I suffer from a condition. It’s called button gap. This is a condition that I actually did not know that I had, until I saw somebody else with this condition. I was sitting next to a woman who was wearing a shirt that buttoned down. And, there it was; button gap. You could see various parts of the woman’s torso, depending on which two buttons you were peering in between. I am by no means a voyeur, but I am observant of my surroundings.

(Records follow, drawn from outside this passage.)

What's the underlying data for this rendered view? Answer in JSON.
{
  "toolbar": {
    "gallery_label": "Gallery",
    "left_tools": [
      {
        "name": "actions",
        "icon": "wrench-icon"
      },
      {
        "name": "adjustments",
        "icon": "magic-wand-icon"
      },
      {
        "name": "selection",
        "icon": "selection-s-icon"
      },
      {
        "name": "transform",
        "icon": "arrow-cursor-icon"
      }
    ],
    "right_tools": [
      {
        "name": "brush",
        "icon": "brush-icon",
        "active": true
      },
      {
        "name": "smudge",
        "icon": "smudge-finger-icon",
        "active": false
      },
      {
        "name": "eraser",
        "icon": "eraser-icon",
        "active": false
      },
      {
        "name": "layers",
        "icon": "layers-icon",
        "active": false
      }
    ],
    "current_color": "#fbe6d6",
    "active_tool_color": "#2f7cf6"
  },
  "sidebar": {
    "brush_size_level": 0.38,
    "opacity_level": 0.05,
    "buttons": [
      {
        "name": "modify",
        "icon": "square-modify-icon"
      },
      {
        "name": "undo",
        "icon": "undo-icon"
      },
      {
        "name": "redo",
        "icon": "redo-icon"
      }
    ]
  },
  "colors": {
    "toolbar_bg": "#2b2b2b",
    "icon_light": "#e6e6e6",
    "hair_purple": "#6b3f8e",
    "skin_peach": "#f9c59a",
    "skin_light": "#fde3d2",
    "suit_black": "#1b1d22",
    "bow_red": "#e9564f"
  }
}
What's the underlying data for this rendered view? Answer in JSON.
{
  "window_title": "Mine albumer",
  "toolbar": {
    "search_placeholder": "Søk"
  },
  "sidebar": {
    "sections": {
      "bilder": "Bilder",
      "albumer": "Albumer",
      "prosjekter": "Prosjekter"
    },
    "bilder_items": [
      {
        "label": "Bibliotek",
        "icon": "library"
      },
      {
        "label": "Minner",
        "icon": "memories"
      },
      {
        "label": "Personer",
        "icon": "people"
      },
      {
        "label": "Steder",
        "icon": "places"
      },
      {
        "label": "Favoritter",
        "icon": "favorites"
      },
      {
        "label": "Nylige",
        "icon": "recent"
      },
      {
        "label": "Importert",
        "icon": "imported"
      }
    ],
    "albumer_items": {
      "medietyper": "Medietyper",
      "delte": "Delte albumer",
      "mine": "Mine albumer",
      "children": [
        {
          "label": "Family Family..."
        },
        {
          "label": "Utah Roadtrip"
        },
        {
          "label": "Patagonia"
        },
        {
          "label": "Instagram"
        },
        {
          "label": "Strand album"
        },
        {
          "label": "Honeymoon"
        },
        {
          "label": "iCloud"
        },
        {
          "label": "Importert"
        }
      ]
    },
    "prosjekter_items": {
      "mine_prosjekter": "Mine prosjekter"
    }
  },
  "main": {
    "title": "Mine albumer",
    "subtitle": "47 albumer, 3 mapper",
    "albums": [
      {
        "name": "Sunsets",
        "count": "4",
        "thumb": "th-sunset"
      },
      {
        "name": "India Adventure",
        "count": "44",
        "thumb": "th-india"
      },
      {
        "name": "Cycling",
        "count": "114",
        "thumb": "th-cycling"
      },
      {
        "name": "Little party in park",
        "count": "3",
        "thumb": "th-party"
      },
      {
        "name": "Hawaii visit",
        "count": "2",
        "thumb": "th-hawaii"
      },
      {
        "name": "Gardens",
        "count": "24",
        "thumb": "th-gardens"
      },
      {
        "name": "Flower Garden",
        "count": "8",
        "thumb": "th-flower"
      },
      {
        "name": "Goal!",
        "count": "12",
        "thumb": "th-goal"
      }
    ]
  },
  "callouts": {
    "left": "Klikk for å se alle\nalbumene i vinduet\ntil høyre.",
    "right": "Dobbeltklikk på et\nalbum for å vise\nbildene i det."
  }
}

This condition appears to afflict predominately women, prevalent in women of all shapes and sizes. When I diagnosed myself with this condition, I tried several cures. The first, of course, was to eliminate the button down shirt from my wardrobe. But, that felt too limiting.
Next, I re-introduced the button down shirt into my wardrobe, with a camisole underneath. This didn’t seem to work, either. It felt funny, having an extra layer. And, sometimes the button down shirt style allowed for the top of the camisole to be seen. No, it wasn’t a modesty thing for the camisole to be showing, it was a fashion thing. It felt like I had a white t-shirt poking out from underneath, a bit casual for a button down shirt, a mismatch, really,
The next potential cure was having a jacket buttoned closed over the button down shirt the entire day. This was the worst solution. I found it very difficult to keep my jacket buttoned the entire day, through various movements and activities of daily work life; sitting, bending to pick things up, turning quickly to answer the ringing phone. It was to binding, and I found that I always had a hand over the buttons of the jacket to give them extra support, or to keep people safe, should a button pop off and fly.
My next approach was scientific. I put on a button down shirt, and stood, sat, and leaned over, all the while observing the properties of the button gap. I noted that while I was standing straight up with perfect posture, there was little to no button gap. However, with a changed or different position, there was more body to cover, thus more fabric needed. The shirt could not spontaneously produce more fabric, thus full coverage became an issue, causing button gap. Based on this hypothesis, increased fabric coverage should solve the problem. Excellent. I then went out and tried on shirts 2 to 3 sizes larger than my size. Yes, in fact, this did help with button gap. However, the shirts were ill fitting everywhere, to say the least; too long on the torso, sleeves flowing and flowing, collar drooping from the extra weight. They looked more like when women in the 1980’s wore men’s shirts with leggings, not exactly the effect I was going for.
My next idea was the good old safety pin. I carefully pinned between each button, top to bottom, on the inside of the shirt, so they were completely invisible when the shirt was worn. This took several tries to get the fabric straight and not puckered and to make the pin invisible. But, it was the perfect solution, the prefect treatment for this condition. I am pleased with the results.
I do see individuals out there with button gap, but it appears to be a benign condition for them, one that they are not concerned about. Or, perhaps, they have not self-diagnosed their condition yet. My self diagnosis and development of a successful treatment has cured my condition of button gap.